What seems to work best is compulsory contact registers, and while I am normally all about online privacy, in the case of COVID I am more than happy to be compelled to scan a QR code when going out. Particularly if the data is held by a health department rather than a third party who will probably on-sell my details to marketers.
Privacy and security
Despite the pandemic, the government’s attempts to pass more laws giving them power over the internet continue. First up are proposed amendments to the Security of Critical Infrastructure Act 2018 which aim to compel operators of critical infrastructure to improve their security so that we don’t suffer cyber attacks such as the Ukraine power grid cyber attack.
While noble in theory, there is a lot of work to be done to get the details right and prevent government overreach.

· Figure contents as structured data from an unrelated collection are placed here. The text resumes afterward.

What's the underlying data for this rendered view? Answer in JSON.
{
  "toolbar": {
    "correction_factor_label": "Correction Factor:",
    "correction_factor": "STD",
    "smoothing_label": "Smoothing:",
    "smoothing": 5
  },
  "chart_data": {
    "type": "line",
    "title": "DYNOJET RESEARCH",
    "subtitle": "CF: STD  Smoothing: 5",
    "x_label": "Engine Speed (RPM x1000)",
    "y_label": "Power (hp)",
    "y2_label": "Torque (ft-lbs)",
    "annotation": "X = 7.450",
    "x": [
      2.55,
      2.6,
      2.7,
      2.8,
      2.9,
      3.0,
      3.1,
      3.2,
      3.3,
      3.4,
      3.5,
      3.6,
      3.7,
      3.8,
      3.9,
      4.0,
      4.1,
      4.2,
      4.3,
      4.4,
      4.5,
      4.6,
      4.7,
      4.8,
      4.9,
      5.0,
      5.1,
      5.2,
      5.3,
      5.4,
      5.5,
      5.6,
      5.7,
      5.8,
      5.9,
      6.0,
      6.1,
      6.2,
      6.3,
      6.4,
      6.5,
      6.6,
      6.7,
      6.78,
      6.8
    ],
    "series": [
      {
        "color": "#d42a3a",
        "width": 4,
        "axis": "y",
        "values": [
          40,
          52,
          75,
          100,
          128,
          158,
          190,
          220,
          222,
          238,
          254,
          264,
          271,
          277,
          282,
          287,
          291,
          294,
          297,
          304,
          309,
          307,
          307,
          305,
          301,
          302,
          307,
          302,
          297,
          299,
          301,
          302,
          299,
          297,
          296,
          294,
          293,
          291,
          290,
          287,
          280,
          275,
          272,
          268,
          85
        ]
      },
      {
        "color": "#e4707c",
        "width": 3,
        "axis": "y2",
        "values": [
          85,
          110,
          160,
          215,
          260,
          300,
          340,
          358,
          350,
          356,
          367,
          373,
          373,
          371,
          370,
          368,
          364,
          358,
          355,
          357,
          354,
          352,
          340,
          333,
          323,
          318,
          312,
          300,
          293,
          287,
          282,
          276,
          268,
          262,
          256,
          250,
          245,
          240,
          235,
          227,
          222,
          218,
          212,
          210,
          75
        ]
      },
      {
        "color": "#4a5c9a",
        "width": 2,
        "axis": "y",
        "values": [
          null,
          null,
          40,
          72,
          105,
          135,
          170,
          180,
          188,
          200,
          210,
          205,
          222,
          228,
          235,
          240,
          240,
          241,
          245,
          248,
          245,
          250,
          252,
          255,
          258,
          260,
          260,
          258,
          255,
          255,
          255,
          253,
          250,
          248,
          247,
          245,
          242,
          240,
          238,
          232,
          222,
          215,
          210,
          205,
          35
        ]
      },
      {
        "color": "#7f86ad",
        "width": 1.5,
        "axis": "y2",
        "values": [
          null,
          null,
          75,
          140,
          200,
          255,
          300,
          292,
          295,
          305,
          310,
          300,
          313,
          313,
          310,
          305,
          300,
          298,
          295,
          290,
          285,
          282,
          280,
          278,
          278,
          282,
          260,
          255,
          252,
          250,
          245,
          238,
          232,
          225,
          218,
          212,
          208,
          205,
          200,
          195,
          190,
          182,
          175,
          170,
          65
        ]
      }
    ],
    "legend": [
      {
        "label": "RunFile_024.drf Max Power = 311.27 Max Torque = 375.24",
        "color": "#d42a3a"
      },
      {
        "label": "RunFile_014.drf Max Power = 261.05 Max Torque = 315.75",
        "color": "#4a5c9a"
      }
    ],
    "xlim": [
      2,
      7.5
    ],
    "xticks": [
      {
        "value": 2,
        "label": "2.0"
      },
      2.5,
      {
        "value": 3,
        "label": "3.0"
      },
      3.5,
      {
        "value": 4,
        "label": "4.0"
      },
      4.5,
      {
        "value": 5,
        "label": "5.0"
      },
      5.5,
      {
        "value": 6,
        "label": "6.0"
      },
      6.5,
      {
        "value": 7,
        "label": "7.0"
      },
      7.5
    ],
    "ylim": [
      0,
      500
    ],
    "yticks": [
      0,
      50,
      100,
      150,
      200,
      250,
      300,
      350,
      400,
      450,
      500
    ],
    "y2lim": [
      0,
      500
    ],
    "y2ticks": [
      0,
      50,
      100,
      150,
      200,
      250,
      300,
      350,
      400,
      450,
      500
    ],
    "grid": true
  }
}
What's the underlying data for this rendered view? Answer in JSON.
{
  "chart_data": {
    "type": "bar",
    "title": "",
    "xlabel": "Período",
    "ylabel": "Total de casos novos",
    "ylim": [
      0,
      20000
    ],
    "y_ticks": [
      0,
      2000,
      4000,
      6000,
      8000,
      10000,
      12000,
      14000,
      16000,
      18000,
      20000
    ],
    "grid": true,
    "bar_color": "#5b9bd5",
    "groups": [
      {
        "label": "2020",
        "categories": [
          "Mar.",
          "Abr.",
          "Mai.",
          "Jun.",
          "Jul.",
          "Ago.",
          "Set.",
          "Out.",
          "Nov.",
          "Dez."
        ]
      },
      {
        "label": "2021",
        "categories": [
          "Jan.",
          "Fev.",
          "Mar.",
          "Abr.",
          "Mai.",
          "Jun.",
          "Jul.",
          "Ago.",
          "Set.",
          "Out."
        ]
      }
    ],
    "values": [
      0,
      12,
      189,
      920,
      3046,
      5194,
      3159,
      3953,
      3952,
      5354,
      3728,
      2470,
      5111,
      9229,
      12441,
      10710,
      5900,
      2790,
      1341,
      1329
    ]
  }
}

Some funding for those companies forced to implement higher security would be nice too.
Second is the recently introduced Surveillance Legislation Amendment (Identify and Disrupt) Bill 2020. A complement to the Assistance and Access Act 2018, which targeted application and service providers, this Bill allows the AFP and ACIC to target end-user accounts, record their network activity and hack into websites to add or delete data.
As usual, Peter Dutton claims these powers will only be used against the worst of the worst, ie, “paedophiles seeking to groom children online, terrorists swapping information and people trading gun parts”, but the powers would actually apply to any offence that carries a maximum sentence of more than three years in prison.
The Bill also has the usual lack of safeguards we have come to expect from this sort of legislation. And let’s not forget that Task Force Argos took over and ran a child exploitation site for 11 months in 2016 and 2017, so clearly some of these powers are already legal. The real question is, are they being used appropriately?
As we go into 2021 with life having returned to relatively normal in Australia, the one thing that I do see returning is face-to-face or, at the very least, unstructured meetings. The serendipitous value of the chance meeting in a hallway in the office or at a conference — where some unexpected but useful information is obtained in general conversation — is a clear benefit missing from remote work and virtual events.